The federal government has spent $15 billion on the Yucca Mountain program, but the repository remains unlicensed and unbuilt. The Department of Energy in 2008 submitted a license application for the facility to the Nuclear Regulatory Commission, but then-President Barack Obama defunded the proceeding two years later.
Klaus noted that both Trump and his Democratic Party rival in the 2020 presidential election, former Vice President Joe Biden, now oppose Yucca Mountain. The Trump White House sought for three years to secure congressional funding to resume licensing for the site. Congress rejected all three bids, and Trump this year tweeted in support of Nevada’s opposition to the facility and did not seek licensing funding again for the upcoming fiscal 2021. Biden’s opposition dates to his term in the Senate and his eight years as vice president under Obama, according to Klaus.

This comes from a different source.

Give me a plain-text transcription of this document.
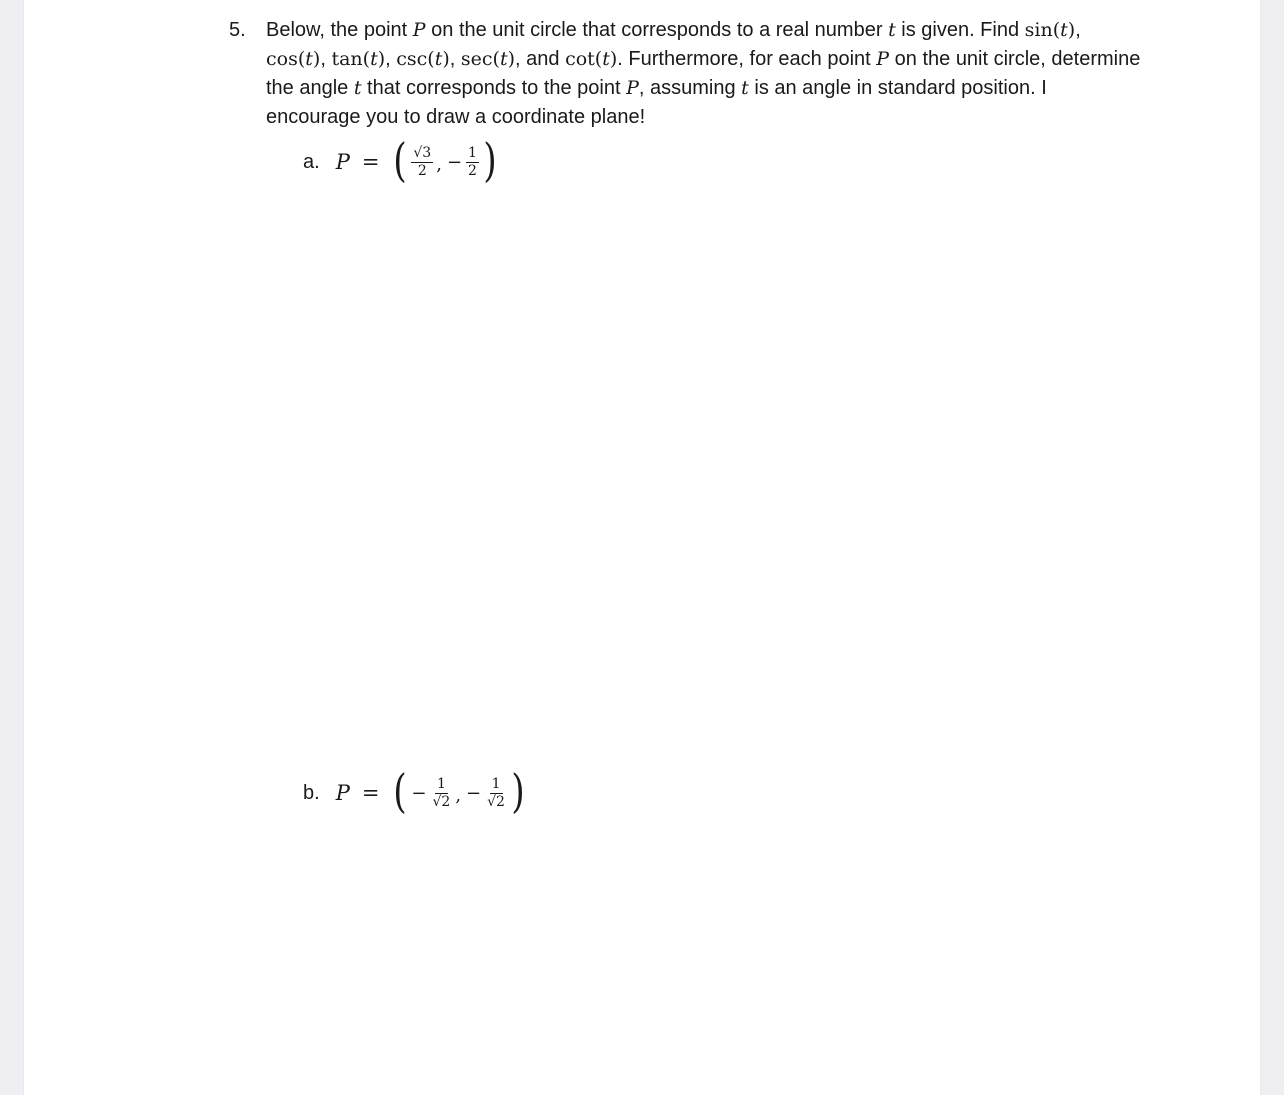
5. Below, the point P on the unit circle that corresponds to a real number t is given. Find sin(t), cos(t), tan(t), csc(t), sec(t), and cot(t). Furthermore, for each point P on the unit circle, determine the angle t that corresponds to the point P, assuming t is an angle in standard position. I encourage you to draw a coordinate plane!
a. P = ( $\frac{√3}{2}$ , − $\frac{1}{2}$ )
b. P = ( − $\frac{1}{√2}$ , − $\frac{1}{√2}$ )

“The few remaining Yucca Mountain advocates will undoubtedly be reluctant to abandon the project. But in the short term, there is no reason to believe that either Trump or Biden will reverse their announced position following the November election,” according to Klaus.
If the project did go forward, it would require as much as $2 billion annually over two decades to advance licensing, construction, and operations, Klaus projected. He noted Nevada’s deeply held opposition to the facility – the state government has already submitted over 200 contentions for consideration by the Nuclear Regulatory Commission should licensing resume. Other federal, state, and local regulators would also be involved if waste shipments ever were to begin, he added.
At least one longtime issue watcher, though, wasn’t buying the case laid out in the commentary.
“If I had a $ for every time someone wrote Yucca Mountain is ‘off the table’ or ‘dead,’ I could retire and never tweet about nuclear waste again,” Jordan Haverly, energy policy lead for Rep. John Shimkus (R-Ill.), tweeted on Monday.
Shimkus is widely acknowledged as the leading voice in the House for moving forward with licensing of the Nevada repository. He is not running for re-election this year.